The velocity $\dot{x}>0$ is positive. Proof by contradiction: Assume that $\dot{x}(t_1)\leq 0$. Since $\ddot{x}<0$, there exists $t_2>t_1$ such that $\dot{x}(t_2)< 0$, and then in turn, $$\tag{2}\forall t\in [t_2,\infty[:~~\dot{x}(t)~\leq~\dot{x}(t_2)~<~0.$$ Such a negative velocity will eventually lead to a negative position in the future no matter what. Contradiction since $x>0$.

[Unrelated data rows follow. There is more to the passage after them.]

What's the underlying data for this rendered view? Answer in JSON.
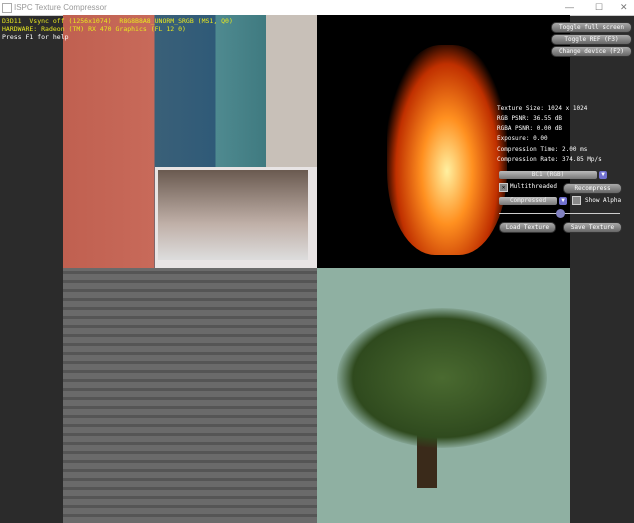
{
  "window": {
    "title": "ISPC Texture Compressor",
    "minimize": "—",
    "maximize": "☐",
    "close": "✕"
  },
  "hud": {
    "line1": "D3D11  Vsync off (1256x1074)  R8G8B8A8_UNORM_SRGB (MS1, Q0)",
    "line2": "HARDWARE: Radeon (TM) RX 470 Graphics (FL 12 0)",
    "line3": "Press F1 for help"
  },
  "buttons": {
    "fullscreen": "Toggle full screen",
    "ref": "Toggle REF (F3)",
    "device": "Change device (F2)",
    "recompress": "Recompress",
    "load": "Load Texture",
    "save": "Save Texture"
  },
  "stats": {
    "size": "Texture Size: 1024 x 1024",
    "rgb_psnr": "RGB PSNR: 36.55 dB",
    "rgba_psnr": "RGBA PSNR: 0.00 dB",
    "exposure": "Exposure: 0.00",
    "time": "Compression Time: 2.00 ms",
    "rate": "Compression Rate: 374.85 Mp/s"
  },
  "controls": {
    "format": "BC1 (RGB)",
    "multithreaded_label": "Multithreaded",
    "multithreaded": true,
    "view": "Compressed",
    "show_alpha_label": "Show Alpha",
    "show_alpha": false,
    "exposure_slider": 0.5
  }
}
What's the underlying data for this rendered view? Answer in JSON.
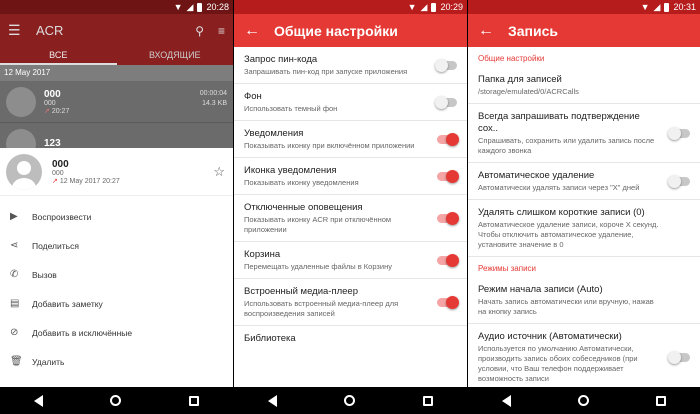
{
  "colors": {
    "accent": "#e53935",
    "status": "#b71c1c",
    "dim_accent": "#8a1f1f"
  },
  "screen1": {
    "status_time": "20:28",
    "app_title": "ACR",
    "tabs": [
      "ВСЕ",
      "ВХОДЯЩИЕ"
    ],
    "date": "12 May 2017",
    "calls": [
      {
        "name": "000",
        "sub": "000",
        "duration": "00:00:04",
        "size": "14.3 KB",
        "time": "20:27"
      },
      {
        "name": "123",
        "sub": "",
        "duration": "",
        "size": "",
        "time": ""
      }
    ],
    "sheet": {
      "name": "000",
      "number": "000",
      "datetime": "12 May 2017 20:27",
      "actions": [
        {
          "icon": "play-icon",
          "label": "Воспроизвести"
        },
        {
          "icon": "share-icon",
          "label": "Поделиться"
        },
        {
          "icon": "phone-icon",
          "label": "Вызов"
        },
        {
          "icon": "note-icon",
          "label": "Добавить заметку"
        },
        {
          "icon": "block-icon",
          "label": "Добавить в исключённые"
        },
        {
          "icon": "trash-icon",
          "label": "Удалить"
        }
      ]
    }
  },
  "screen2": {
    "status_time": "20:29",
    "title": "Общие настройки",
    "items": [
      {
        "title": "Запрос пин-кода",
        "desc": "Запрашивать пин-код при запуске приложения",
        "on": false
      },
      {
        "title": "Фон",
        "desc": "Использовать темный фон",
        "on": false
      },
      {
        "title": "Уведомления",
        "desc": "Показывать иконку при включённом приложении",
        "on": true
      },
      {
        "title": "Иконка уведомления",
        "desc": "Показывать иконку уведомления",
        "on": true
      },
      {
        "title": "Отключенные оповещения",
        "desc": "Показывать иконку ACR при отключённом приложении",
        "on": true
      },
      {
        "title": "Корзина",
        "desc": "Перемещать удаленные файлы в Корзину",
        "on": true
      },
      {
        "title": "Встроенный медиа-плеер",
        "desc": "Использовать встроенный медиа-плеер для воспроизведения записей",
        "on": true
      },
      {
        "title": "Библиотека",
        "desc": "",
        "on": null
      }
    ]
  },
  "screen3": {
    "status_time": "20:31",
    "title": "Запись",
    "section1": "Общие настройки",
    "folder_title": "Папка для записей",
    "folder_path": "/storage/emulated/0/ACRCalls",
    "items": [
      {
        "title": "Всегда запрашивать подтверждение сох..",
        "desc": "Спрашивать, сохранить или удалить запись после каждого звонка",
        "on": false
      },
      {
        "title": "Автоматическое удаление",
        "desc": "Автоматически удалять записи через \"X\" дней",
        "on": false
      },
      {
        "title": "Удалять слишком короткие записи (0)",
        "desc": "Автоматическое удаление записи, короче X секунд. Чтобы отключить автоматическое удаление, установите значение в 0",
        "on": null
      }
    ],
    "section2": "Режимы записи",
    "items2": [
      {
        "title": "Режим начала записи (Auto)",
        "desc": "Начать запись автоматически или вручную, нажав на кнопку запись",
        "on": null
      },
      {
        "title": "Аудио источник (Автоматически)",
        "desc": "Используется по умолчанию Автоматически, производить запись обоих собеседников (при условии, что Ваш телефон поддерживает возможность записи",
        "on": false
      }
    ]
  }
}
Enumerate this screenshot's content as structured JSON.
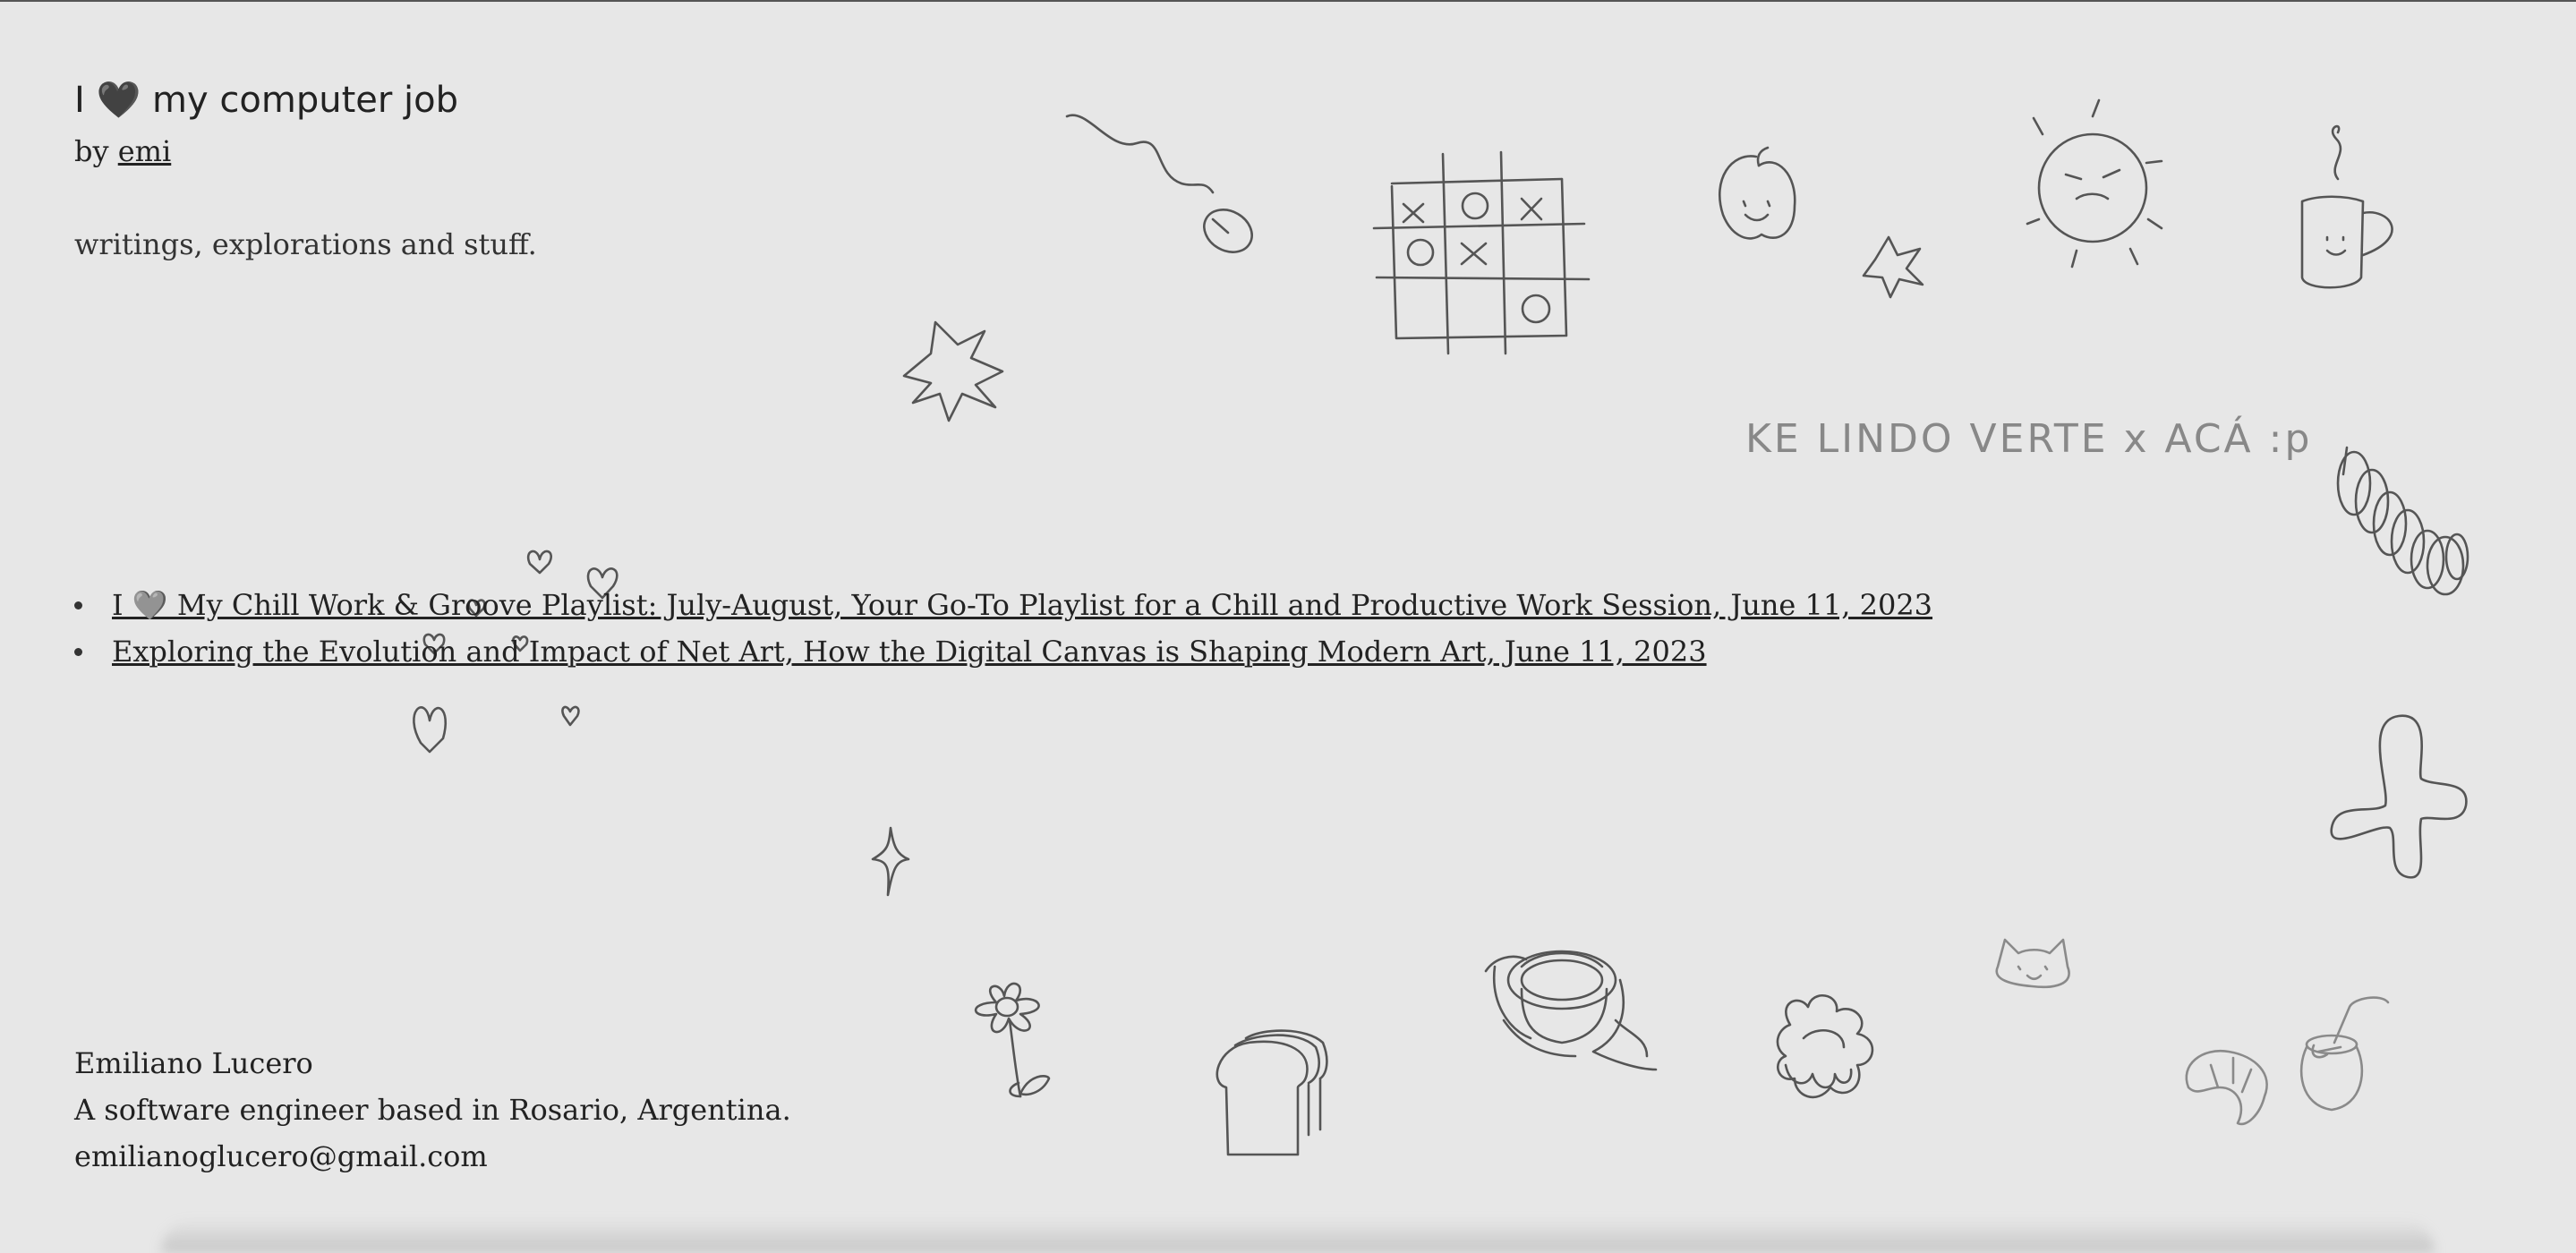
{
  "header": {
    "title_prefix": "I",
    "title_heart": "🖤",
    "title_suffix": "my computer job",
    "byline_prefix": "by",
    "author_link": "emi",
    "tagline": "writings, explorations and stuff."
  },
  "handwritten_note": "KE LINDO VERTE x ACÁ :p",
  "posts": [
    {
      "label": "I 🩶 My Chill Work & Groove Playlist: July-August, Your Go-To Playlist for a Chill and Productive Work Session, June 11, 2023"
    },
    {
      "label": "Exploring the Evolution and Impact of Net Art, How the Digital Canvas is Shaping Modern Art, June 11, 2023"
    }
  ],
  "footer": {
    "name": "Emiliano Lucero",
    "bio": "A software engineer based in Rosario, Argentina.",
    "email": "emilianoglucero@gmail.com"
  },
  "doodles": [
    "mouse-doodle",
    "tic-tac-toe-doodle",
    "apple-doodle",
    "sun-doodle",
    "mug-doodle",
    "star-doodle",
    "burst-doodle",
    "chain-doodle",
    "hearts-doodle",
    "sparkle-doodle",
    "blob-flower-doodle",
    "flower-doodle",
    "bread-doodle",
    "rope-basket-doodle",
    "cloud-swirl-doodle",
    "cat-doodle",
    "croissant-doodle",
    "mate-doodle"
  ]
}
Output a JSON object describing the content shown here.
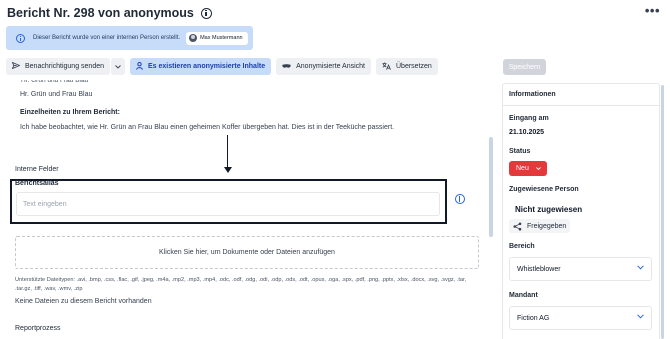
{
  "header": {
    "title": "Bericht Nr. 298 von anonymous",
    "more_menu": "•••"
  },
  "banner": {
    "text": "Dieser Bericht wurde von einer internen Person erstellt.",
    "user_name": "Max Mustermann"
  },
  "toolbar": {
    "send_notification": "Benachrichtigung senden",
    "anonymized_exists": "Es existieren anonymisierte Inhalte",
    "anonymized_view": "Anonymisierte Ansicht",
    "translate": "Übersetzen",
    "save": "Speichern"
  },
  "report": {
    "clipped_line": "Hr. Grün und Frau Blau",
    "names": "Hr. Grün und Frau Blau",
    "details_label": "Einzelheiten zu Ihrem Bericht:",
    "details_text": "Ich habe beobachtet, wie Hr. Grün an Frau Blau einen geheimen Koffer übergeben hat. Dies ist in der Teeküche passiert.",
    "internal_fields": "Interne Felder",
    "alias_label": "Berichtsalias",
    "alias_placeholder": "Text eingeben",
    "dropzone": "Klicken Sie hier, um Dokumente oder Dateien anzufügen",
    "supported_types": "Unterstützte Dateitypen: .avi, .bmp, .css, .flac, .gif, .jpeg, .m4a, .mp2, .mp3, .mp4, .odc, .odf, .odg, .odi, .odp, .ods, .odt, .opus, .oga, .spx, .pdf, .png, .pptx, .xlsx, .docx, .svg, .svgz, .tar, .tar.gz, .tiff, .wav, .wmv, .zip",
    "no_files": "Keine Dateien zu diesem Bericht vorhanden",
    "report_process": "Reportprozess"
  },
  "sidebar": {
    "title": "Informationen",
    "received_label": "Eingang am",
    "received_value": "21.10.2025",
    "status_label": "Status",
    "status_value": "Neu",
    "assigned_label": "Zugewiesene Person",
    "assigned_value": "Nicht zugewiesen",
    "share": "Freigegeben",
    "area_label": "Bereich",
    "area_value": "Whistleblower",
    "client_label": "Mandant",
    "client_value": "Fiction AG"
  },
  "colors": {
    "banner_bg": "#c7dcf8",
    "primary_text": "#1e40af",
    "status_new": "#e5383b",
    "save_disabled": "#d1d5db"
  },
  "icons": [
    "info-icon",
    "send-icon",
    "chevron-down-icon",
    "user-icon",
    "mask-icon",
    "translate-icon",
    "share-icon"
  ]
}
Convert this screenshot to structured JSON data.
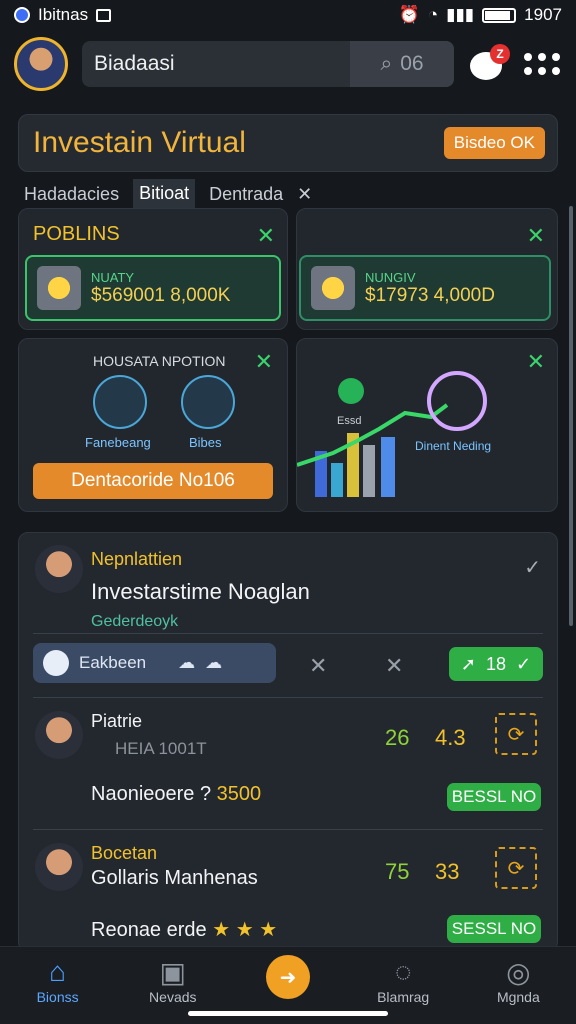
{
  "status": {
    "carrier": "Ibitnas",
    "time": "1907"
  },
  "header": {
    "search_text": "Biadaasi",
    "search_count": "06",
    "notification_count": "Z"
  },
  "hero": {
    "title": "Investain Virtual",
    "badge": "Bisdeo OK"
  },
  "tabs": [
    "Hadadacies",
    "Bitioat",
    "Dentrada"
  ],
  "cards": {
    "points": {
      "title": "POBLINS",
      "left_label": "NUATY",
      "left_value": "$569001 8,000K",
      "right_label": "NUNGIV",
      "right_value": "$17973 4,000D"
    },
    "features": {
      "title": "HOUSATA NPOTION",
      "item1": "Fanebeang",
      "item2": "Bibes",
      "button": "Dentacoride No106"
    },
    "growth": {
      "label1": "Essd",
      "label2": "Dinent Neding"
    }
  },
  "feed": {
    "post1": {
      "user": "Nepnlattien",
      "headline": "Investarstime Noaglan",
      "sub": "Gederdeoyk",
      "action": "Eakbeen",
      "pill": "18"
    },
    "post2": {
      "user": "Piatrie",
      "meta": "HEIA 1001T",
      "m1": "26",
      "m2": "4.3",
      "amount_label": "Naonieoere ?",
      "amount": "3500",
      "tag": "BESSL NO"
    },
    "post3": {
      "user": "Bocetan",
      "name": "Gollaris Manhenas",
      "m1": "75",
      "m2": "33",
      "amount_label": "Reonae erde",
      "tag": "SESSL NO"
    }
  },
  "nav": [
    "Bionss",
    "Nevads",
    "",
    "Blamrag",
    "Mgnda"
  ]
}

Next define the mechanical energy $$\tag{3}E(t)~:=~\frac{m}{2} \dot{x}(t)^2+\ln x(t).$$
The energy function (3) is a weakly decreasing function $$\tag{4}\forall t_1,t_2\in [0,\infty[:~~ t_1 ~<~ t_2 ~~\Rightarrow~~ E(t_1)~\geq~E(t_2).$$ Proof: Multiply (1) with $\frac{\dot{x}(t)}{x(t)}>0$ and integrate from $t_1$ to $t_2$.
The position function $x(t)\leq e^{E(0)}$ is bounded from above. Proof: Use eqs. (3) and (4).
The acceleration function $\ddot{x}(t)\leq - \frac{e^{-E(0)}}{m}$ is bounded from above. Proof: Use eq. (1).
Such a negative acceleration will eventually lead to a negative position in the future no matter what. Contradiction since $x>0$.